Background: Magnetic resonance imaging (MRI) including diffusion-weighted imaging within seven days after birth is widely used to obtain prognostic information in neonatal encephalopathy (NE) following perinatal asphyxia. Later MRI could be useful for infants without a neonatal MRI or in the case of clinical concerns during follow-up. Therefore, this review evaluates the association between cranial MRI beyond the neonatal period and neurodevelopmental outcomes following NE.
Methods: A systematic literature search was performed using PubMed and Embase on cranial MRI between 2 and 24 months after birth and neurodevelopmental outcomes following NE due to perinatal asphyxia. Two independent researchers performed the study selection and risk of bias analysis. Results were separately described for MRI before and after 18 months.

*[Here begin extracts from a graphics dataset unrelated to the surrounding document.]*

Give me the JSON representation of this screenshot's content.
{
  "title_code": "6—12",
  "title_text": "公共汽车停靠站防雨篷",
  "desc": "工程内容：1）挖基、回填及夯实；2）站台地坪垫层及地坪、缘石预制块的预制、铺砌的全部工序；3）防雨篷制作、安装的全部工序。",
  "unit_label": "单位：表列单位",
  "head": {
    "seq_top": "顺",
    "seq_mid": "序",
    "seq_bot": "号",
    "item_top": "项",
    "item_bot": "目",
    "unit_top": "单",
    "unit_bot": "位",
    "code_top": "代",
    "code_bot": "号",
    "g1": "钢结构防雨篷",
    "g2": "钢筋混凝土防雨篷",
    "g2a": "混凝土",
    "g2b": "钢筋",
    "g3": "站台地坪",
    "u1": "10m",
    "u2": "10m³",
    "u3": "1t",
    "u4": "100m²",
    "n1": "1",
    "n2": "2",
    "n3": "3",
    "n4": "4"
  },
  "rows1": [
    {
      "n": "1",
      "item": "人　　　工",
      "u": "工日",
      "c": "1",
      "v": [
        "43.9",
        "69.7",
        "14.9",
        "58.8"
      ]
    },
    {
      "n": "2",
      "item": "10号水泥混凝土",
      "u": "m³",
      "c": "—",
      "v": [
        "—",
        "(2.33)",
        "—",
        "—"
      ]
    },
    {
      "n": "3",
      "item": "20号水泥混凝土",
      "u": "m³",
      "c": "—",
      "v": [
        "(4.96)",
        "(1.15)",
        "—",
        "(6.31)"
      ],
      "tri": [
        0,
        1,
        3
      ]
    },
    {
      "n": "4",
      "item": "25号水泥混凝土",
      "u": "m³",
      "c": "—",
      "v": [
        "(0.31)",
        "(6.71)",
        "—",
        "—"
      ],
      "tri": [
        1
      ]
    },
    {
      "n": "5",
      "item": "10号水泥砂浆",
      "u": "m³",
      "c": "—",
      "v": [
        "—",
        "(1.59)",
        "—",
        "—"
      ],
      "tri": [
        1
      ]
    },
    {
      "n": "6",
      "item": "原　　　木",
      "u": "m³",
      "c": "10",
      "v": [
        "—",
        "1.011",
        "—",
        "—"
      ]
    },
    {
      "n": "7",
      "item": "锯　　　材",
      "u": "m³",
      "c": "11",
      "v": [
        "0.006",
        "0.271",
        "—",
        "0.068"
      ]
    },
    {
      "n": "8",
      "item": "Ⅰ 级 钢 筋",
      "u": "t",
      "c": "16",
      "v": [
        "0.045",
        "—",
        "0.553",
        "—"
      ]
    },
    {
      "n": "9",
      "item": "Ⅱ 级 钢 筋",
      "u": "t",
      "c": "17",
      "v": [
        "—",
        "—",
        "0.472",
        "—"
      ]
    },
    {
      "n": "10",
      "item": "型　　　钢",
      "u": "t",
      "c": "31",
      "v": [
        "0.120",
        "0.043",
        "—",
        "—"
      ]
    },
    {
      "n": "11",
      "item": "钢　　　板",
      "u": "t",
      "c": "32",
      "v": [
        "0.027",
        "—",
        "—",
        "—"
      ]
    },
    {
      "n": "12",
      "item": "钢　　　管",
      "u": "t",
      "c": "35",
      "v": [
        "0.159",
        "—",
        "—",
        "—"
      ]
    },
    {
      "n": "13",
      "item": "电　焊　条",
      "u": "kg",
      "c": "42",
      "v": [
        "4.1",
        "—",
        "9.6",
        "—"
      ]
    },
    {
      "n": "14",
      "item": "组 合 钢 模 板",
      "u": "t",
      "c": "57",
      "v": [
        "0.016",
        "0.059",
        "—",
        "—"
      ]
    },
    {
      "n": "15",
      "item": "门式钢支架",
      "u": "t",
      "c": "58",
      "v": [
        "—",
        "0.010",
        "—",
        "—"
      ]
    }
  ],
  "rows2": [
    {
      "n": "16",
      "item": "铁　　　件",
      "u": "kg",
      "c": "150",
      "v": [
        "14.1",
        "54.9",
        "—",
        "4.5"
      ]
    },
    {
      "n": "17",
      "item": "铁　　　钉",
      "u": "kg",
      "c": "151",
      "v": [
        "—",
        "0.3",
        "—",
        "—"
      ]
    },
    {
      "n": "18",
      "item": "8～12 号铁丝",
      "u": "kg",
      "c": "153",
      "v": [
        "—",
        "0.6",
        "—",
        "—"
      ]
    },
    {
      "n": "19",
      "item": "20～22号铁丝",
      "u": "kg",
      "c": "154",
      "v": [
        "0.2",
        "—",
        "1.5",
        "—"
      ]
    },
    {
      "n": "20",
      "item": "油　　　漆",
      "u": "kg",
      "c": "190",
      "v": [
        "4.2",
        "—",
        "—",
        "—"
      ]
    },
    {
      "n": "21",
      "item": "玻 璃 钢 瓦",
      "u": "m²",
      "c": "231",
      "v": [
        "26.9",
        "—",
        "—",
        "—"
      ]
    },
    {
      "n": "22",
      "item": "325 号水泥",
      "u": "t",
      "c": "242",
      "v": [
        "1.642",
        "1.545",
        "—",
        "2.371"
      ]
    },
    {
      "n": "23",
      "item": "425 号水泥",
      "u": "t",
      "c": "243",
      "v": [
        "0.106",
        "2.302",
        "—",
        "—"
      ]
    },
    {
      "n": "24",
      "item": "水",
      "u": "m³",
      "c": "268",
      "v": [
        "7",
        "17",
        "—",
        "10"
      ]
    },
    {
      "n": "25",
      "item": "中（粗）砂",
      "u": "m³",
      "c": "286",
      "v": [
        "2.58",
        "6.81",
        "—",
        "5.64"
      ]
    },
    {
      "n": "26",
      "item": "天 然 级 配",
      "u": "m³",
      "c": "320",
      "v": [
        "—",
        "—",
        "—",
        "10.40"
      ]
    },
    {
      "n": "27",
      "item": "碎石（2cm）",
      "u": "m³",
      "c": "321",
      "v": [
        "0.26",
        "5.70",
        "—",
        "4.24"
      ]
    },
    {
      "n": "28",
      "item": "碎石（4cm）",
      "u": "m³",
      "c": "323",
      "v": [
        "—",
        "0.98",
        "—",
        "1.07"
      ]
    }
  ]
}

Results: Twelve studies were included (high-quality = 2, moderate-quality = 6, low-quality = 4). All reported on MRI at 2-18 months: seven studies demonstrated a significant association between the pattern and/or severity of injury and overall neurodevelopmental outcomes and three showed a significant association with motor outcome. There were insufficient data on non-motor outcomes and the association between MRI at 18-24 months and neurodevelopmental outcomes.
Conclusions: Cranial MRI performed between 2 and 18 months after birth is associated with neurodevelopmental outcomes in NE following perinatal asphyxia. However, more data on the association with non-motor outcomes are needed.